Firearms are prohibited

Plea bargains to a non-domestic still

carry the prohibition against weapons


Pursuant to the United States 2009 Supreme Court case United States v. Hayes (available here), any reduction from a charge of domestic violence to disorderly conduct, assault or any other crime prohibits the defendant from ever possessing a weapon.  You cannot be a police officer.  You cannot hunt.  You can't own a gun for personal protection.

Plea Bargains

It has been suggested that if the original offense was dismissed, a new offense can then be made which does not include domestic violence.


1.  If the new charge has as an element the use or attempted use of physical force, or the threatened use of a deadly weapon.


2.  If the new charge was committed by a person who has a specified domestic relationship with the victim.


It does not matter that the original domestic violence charge is dismissed and another, non-domestic offense is later charged.  The facts upon which the new charge are based have in them the element of domestic violence.


This has resulted in numerous courts stating that a conviction of disorderly conduct is a predicate offense and imposes a prohibition against having a weapon.

That being said ...

we have a 2012 case from our United States Sixth Circuit Court of Appeals

In United States v.
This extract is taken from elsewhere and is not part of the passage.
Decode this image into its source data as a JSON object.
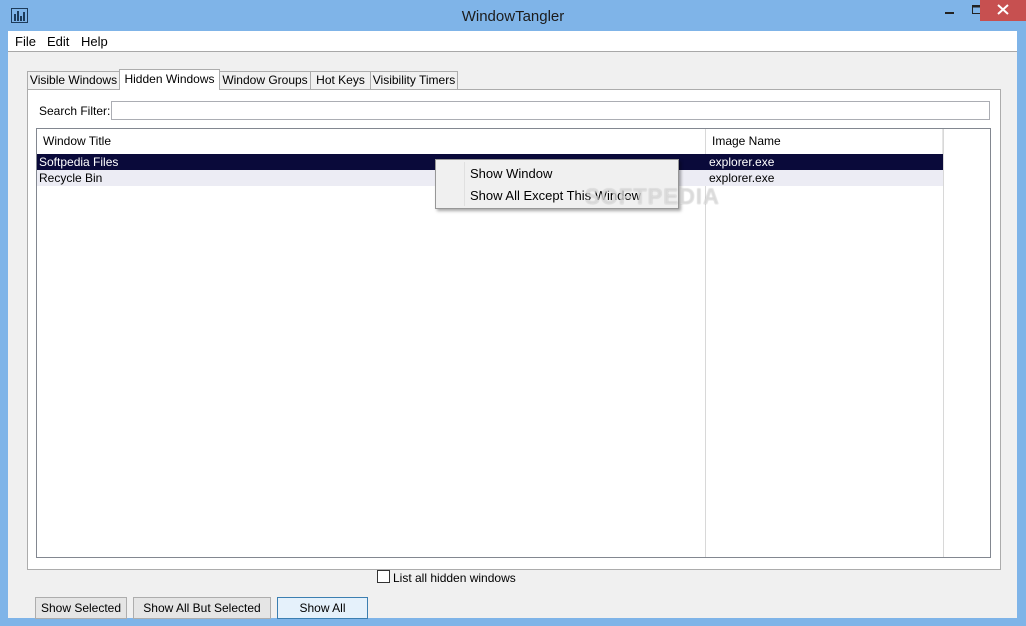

Castleman, the Sixth Circuit Court of Appeals determined that a Tennessee domestic violence statute did not impose a federal firearms disqualification.  The court said that because it is possible for any amount of harm, including trivial harm, to trigger the Tennessee statute, that Tennessee domestic violence statute did not rise to the level of harm that the federal disqualification requires.  It appears that the Ohio law is like the Tennessee law.  Any harm, however slight, defines violence.  Hence the Ohio law is likely not a disqualifier.


Know that if a law enforcement agency decides your Ohio domestic violence conviction is a disqualifier and charges you, you have a good argument at least to the federal disqualifier.  However, your defense will be costly and likely require a second costly appeal.